In January of 2016, then President Barack Obama addressed the changing demands of the 21st century economy, and identified computer science (CS) as the “new basic skill required of contemporary students.1 To meet the challenge of his time, he announced a plan to give all students access to CS education.

President Obama’s identification of the importance of CS education mirrors the attitudes and opinions of many educators, and also that of the nations parents and students themselves. This is emphasized by the findings of a recent study conducted by Google; 82% of students were at least somewhat interested in learning CS, with 84% of parents citing CS as being at least as important as required (and more familiar) subjects like math and reading.

Reflecting on the all-pervasive presence of the new basic skill of the century in society, former General Electric CEO Jeff Immelt recently stated,

“If you are joining the company in your 20s, unlike when I joined, you’re going to learn to code. It doesn’t matter whether you are in sales, finance or operations. You may not end up being a programmer, but you will know how to code.”2 Immelt describes a goal in which the transferability of the fundamental skills of computer science is recognized and valued, and CS-training byproducts (e.g. problem decomposition, logic, identifying alternative solutions, creativity) are also appreciated for their non-CS application within the workforce.
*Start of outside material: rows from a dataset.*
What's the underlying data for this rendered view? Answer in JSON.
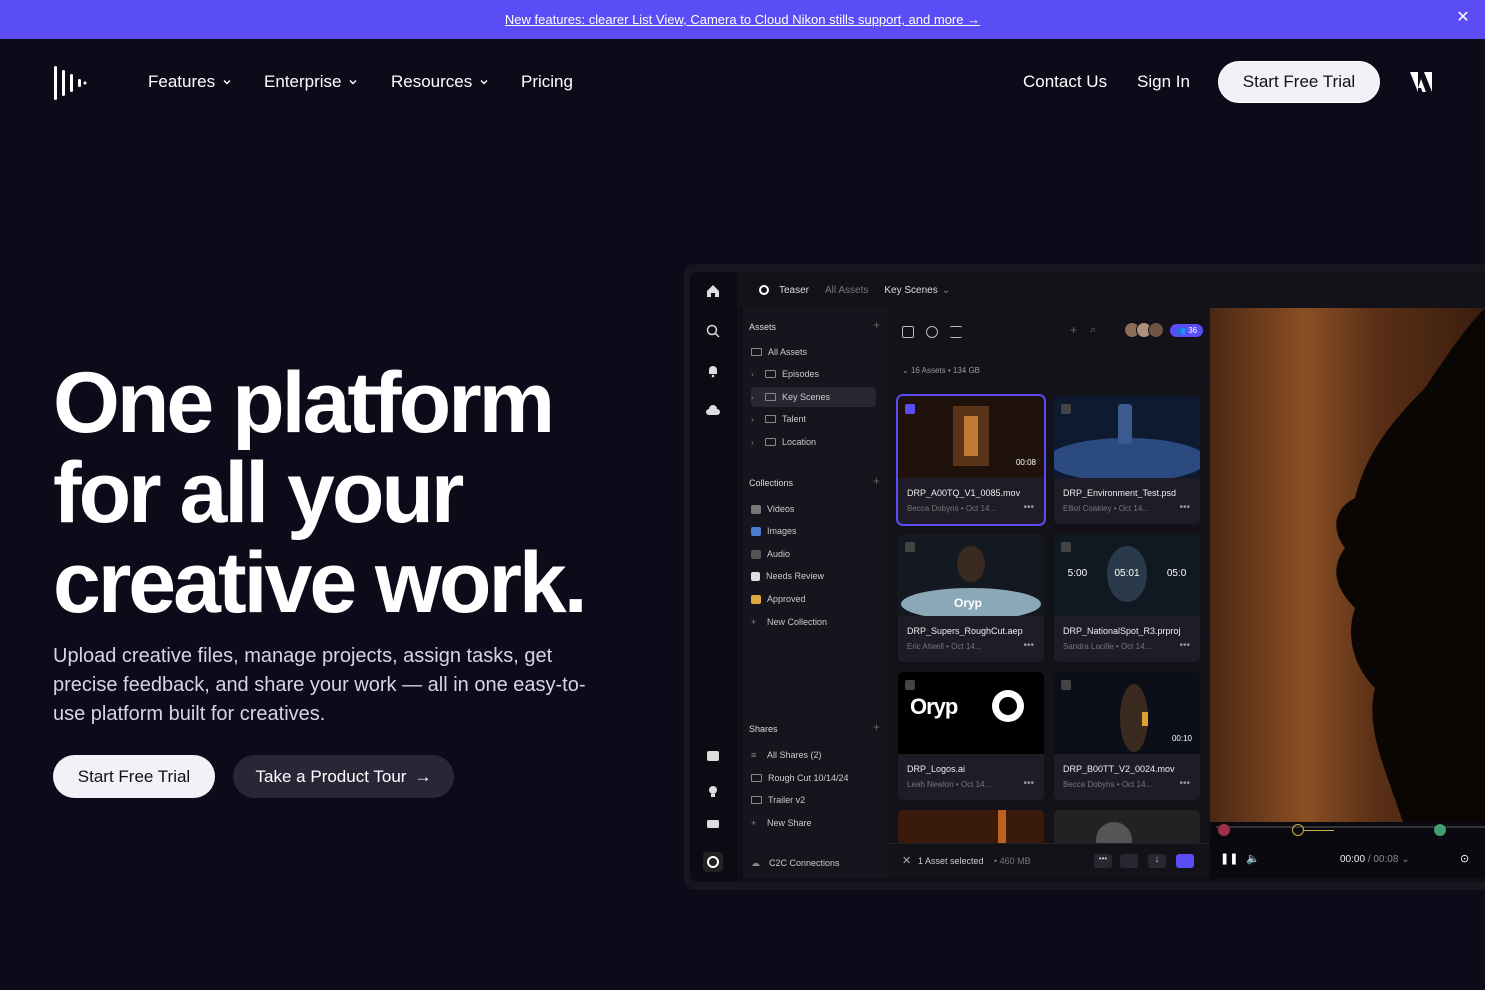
{
  "banner": {
    "text": "New features: clearer List View, Camera to Cloud Nikon stills support, and more →",
    "close_icon": "close-icon"
  },
  "nav": {
    "items": [
      {
        "label": "Features",
        "has_dropdown": true
      },
      {
        "label": "Enterprise",
        "has_dropdown": true
      },
      {
        "label": "Resources",
        "has_dropdown": true
      },
      {
        "label": "Pricing",
        "has_dropdown": false
      }
    ],
    "contact": "Contact Us",
    "signin": "Sign In",
    "cta": "Start Free Trial"
  },
  "hero": {
    "title_lines": [
      "One platform",
      "for all your",
      "creative work."
    ],
    "subtitle": "Upload creative files, manage projects, assign tasks, get precise feedback, and share your work — all in one easy-to-use platform built for creatives.",
    "primary_cta": "Start Free Trial",
    "secondary_cta": "Take a Product Tour",
    "secondary_arrow": "→"
  },
  "app": {
    "breadcrumbs": [
      "Teaser",
      "All Assets",
      "Key Scenes"
    ],
    "assets_section": "Assets",
    "assets_items": [
      "All Assets",
      "Episodes",
      "Key Scenes",
      "Talent",
      "Location"
    ],
    "collections_section": "Collections",
    "collections_items": [
      "Videos",
      "Images",
      "Audio",
      "Needs Review",
      "Approved",
      "New Collection"
    ],
    "shares_section": "Shares",
    "shares_items": [
      "All Shares (2)",
      "Rough Cut 10/14/24",
      "Trailer v2",
      "New Share"
    ],
    "c2c": "C2C Connections",
    "assets_count": "16 Assets",
    "assets_size": "134 GB",
    "members_count": "36",
    "cards": [
      {
        "name": "DRP_A00TQ_V1_0085.mov",
        "meta": "Becca Dobyns  •  Oct 14...",
        "duration": "00:08"
      },
      {
        "name": "DRP_Environment_Test.psd",
        "meta": "Elliot Coakley  •  Oct 14...",
        "duration": ""
      },
      {
        "name": "DRP_Supers_RoughCut.aep",
        "meta": "Eric Atwell  •  Oct 14...",
        "duration": ""
      },
      {
        "name": "DRP_NationalSpot_R3.prproj",
        "meta": "Sandra Lucille  •  Oct 14...",
        "duration": ""
      },
      {
        "name": "DRP_Logos.ai",
        "meta": "Leah Newlon  •  Oct 14...",
        "duration": ""
      },
      {
        "name": "DRP_B00TT_V2_0024.mov",
        "meta": "Becca Dobyns  •  Oct 14...",
        "duration": "00:10"
      }
    ],
    "thumb_text": {
      "supers": "Oryp",
      "timeline": [
        "5:00",
        "05:01",
        "05:0"
      ],
      "logo": "Oryp"
    },
    "selection": "1 Asset selected",
    "selection_size": "• 460 MB",
    "timecode_current": "00:00",
    "timecode_total": "/ 00:08"
  },
  "colors": {
    "accent": "#5b4df5",
    "background": "#0d0a1a"
  }
}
A corresponding goal has been to broaden participation in CS education classes; addressing the gender gap in this subject area has also been a consistent goal. Currently, girls account for approximately half of all AP test-takers, but account for only 25% of those taking AP computer science classes.3

Educational Robotics can be an effective tool to teach CS while also helping to broaden participation goals.45 Recent advances in Educational Robotics have lowered costs and increased ease of use, making them more accessible to students and progressively turned to as a reliable way to learn CS concepts. As such, the connection between CS and robotics is clear; students have the ability to program their robots to perform complex tasks, both in the classroom and on competition fields. While the performance of complex tasks may be the end, the means involve decomposing these tasks into smaller parts and then iteratively building them together to create a solution.

In classrooms, the scaffolding of that process is vitally important, and once again, Educational Robotics can be effective in facilitating both the decomposition and scaffolding of complex tasks. The ability to effectively teach generalizable CS skills, while simultaneously offering ways to help diversify the students that enter these fields, makes Educational Robotics a significant contributor to the Computer Science for All movement.